Other Peoples' Subject Matter / by Sasha Ward

Ray Ward, Fred Baier and me on stage after our talk on 13/04/2023.

Ray and I were asked by our friend and Artworkers’ Guild Master Fred Baier to give a talk together at the Art Workers’ Guild in Queen Square, London. He wanted us to talk about our so called collaborative stained glass panels, a daunting prospect as I didn’t initially think I had much to say about them.

When we planned the talk it took us right back to the beginning of our partnership, after we met in art school in 1981. Ray remembered being impressed with the things I made that had a use, such as my patchworks and the stained glass that is shown in my sketchbook drawings (below centre). I remembered clearly the moment when I saw a poster for Ray’s performance on the wall at Trent Poly (below right) and recognised in it decorative qualities in the brushstrokes that were hard to find in a fine art department in 1981.
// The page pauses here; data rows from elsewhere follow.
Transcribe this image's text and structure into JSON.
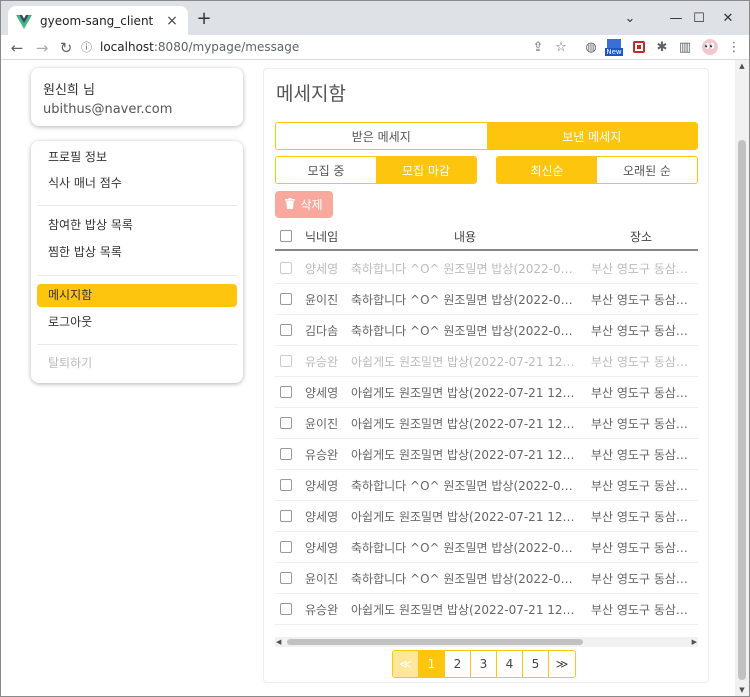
{
  "browser": {
    "tab_title": "gyeom-sang_client",
    "new_badge": "New",
    "url_host": "localhost",
    "url_rest": ":8080/mypage/message"
  },
  "profile": {
    "name": "원신희 님",
    "email": "ubithus@naver.com"
  },
  "menu": {
    "profile_info": "프로필 정보",
    "manners": "식사 매너 점수",
    "joined": "참여한 밥상 목록",
    "liked": "찜한 밥상 목록",
    "messages": "메시지함",
    "logout": "로그아웃",
    "withdraw": "탈퇴하기"
  },
  "main": {
    "title": "메세지함",
    "tabs": {
      "received": "받은 메세지",
      "sent": "보낸 메세지"
    },
    "filter_status": {
      "recruiting": "모집 중",
      "closed": "모집 마감"
    },
    "filter_sort": {
      "newest": "최신순",
      "oldest": "오래된 순"
    },
    "delete_label": "삭제",
    "columns": {
      "nickname": "닉네임",
      "content": "내용",
      "place": "장소"
    },
    "rows": [
      {
        "nickname": "양세영",
        "content": "축하합니다 ^O^ 원조밀면 밥상(2022-0…",
        "place": "부산 영도구 동삼…",
        "read": true
      },
      {
        "nickname": "윤이진",
        "content": "축하합니다 ^O^ 원조밀면 밥상(2022-0…",
        "place": "부산 영도구 동삼…",
        "read": false
      },
      {
        "nickname": "김다솜",
        "content": "축하합니다 ^O^ 원조밀면 밥상(2022-0…",
        "place": "부산 영도구 동삼…",
        "read": false
      },
      {
        "nickname": "유승완",
        "content": "아쉽게도 원조밀면 밥상(2022-07-21 12…",
        "place": "부산 영도구 동삼…",
        "read": true
      },
      {
        "nickname": "양세영",
        "content": "아쉽게도 원조밀면 밥상(2022-07-21 12…",
        "place": "부산 영도구 동삼…",
        "read": false
      },
      {
        "nickname": "윤이진",
        "content": "아쉽게도 원조밀면 밥상(2022-07-21 12…",
        "place": "부산 영도구 동삼…",
        "read": false
      },
      {
        "nickname": "유승완",
        "content": "아쉽게도 원조밀면 밥상(2022-07-21 12…",
        "place": "부산 영도구 동삼…",
        "read": false
      },
      {
        "nickname": "양세영",
        "content": "축하합니다 ^O^ 원조밀면 밥상(2022-0…",
        "place": "부산 영도구 동삼…",
        "read": false
      },
      {
        "nickname": "양세영",
        "content": "아쉽게도 원조밀면 밥상(2022-07-21 12…",
        "place": "부산 영도구 동삼…",
        "read": false
      },
      {
        "nickname": "양세영",
        "content": "축하합니다 ^O^ 원조밀면 밥상(2022-0…",
        "place": "부산 영도구 동삼…",
        "read": false
      },
      {
        "nickname": "윤이진",
        "content": "축하합니다 ^O^ 원조밀면 밥상(2022-0…",
        "place": "부산 영도구 동삼…",
        "read": false
      },
      {
        "nickname": "유승완",
        "content": "아쉽게도 원조밀면 밥상(2022-07-21 12…",
        "place": "부산 영도구 동삼…",
        "read": false
      }
    ],
    "pagination": {
      "first": "≪",
      "pages": [
        "1",
        "2",
        "3",
        "4",
        "5"
      ],
      "last": "≫",
      "current": "1"
    }
  },
  "colors": {
    "accent": "#fec50f",
    "delete": "#f8a89c"
  }
}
Left, our student union cards; centre, my sketchbook; right, Ray’s poster.

I also talked about the way that Ray’s paintings remind me of the things I like about the best stained glass, for example the little painting below left that shows an artist lounging in his studio (with echoes of Matisse’s Red Studio) where the carpet and clothes are really devices to fill with pattern. Ray’s recent work is mostly in black and white with good titles that are funny and poignant; examples that he showed in the talk include ‘Technically I didn’t throw the baby out with the bath water as it wasn’t in the bath at the time’ and ‘Today is all filled up with yesterday and tomorrow’ (below centre and right).

Three works by Ray Ward

Left, window at Frimley Park Hospital; centre, during the manufacture of panels for Central Liverpool’s Premier Inn; right, my lightbox with the last panel I made before lockdown in progress.

It was quite easy then to find links from Ray’s work that enabled me to talk about ten of my commissions from the intervening years, starting with an early screenprinted panel for Frimley Park Hospital (above left). I emphasised themes that come up when you work to commission such as using other peoples’ subject matter and having to present a design from which you cannot deviate.

I’ve described the making of our so called collaborative panels in previous blog posts here and here. I’m still making stained glass from Ray’s black and white drawings and, as I see myself as the technician on this project, I talked mostly about the techniques involved in making them. What I hadn’t realised was the link between the subject matter of the pieces I’d chosen to interpret in glass, from ‘I said Tell me the Truth and You Gave me a Lie’ (prompting one of our friends to send us the message “Are you guys OK?”), to two scenes of tension between couples in ‘That’s not really a question is it, more of a statement’ and ‘Just Another Story’ all shown below.

Ray is used to being plagued with comments from friends (for example ‘I didn’t know you were depressed/ill/rightwing’) who mistakenly think his work is autobiographical, this is something I don’t usually have to put up so I think I’ll choose a funnier piece next with a picture of a less downcast figure.

Under the disco lights that followed our talk, portraits of two greats of stained glass Christopher Whall (left) and Robert Anning Bell (right). Ray wasn’t the only person dancing (centre).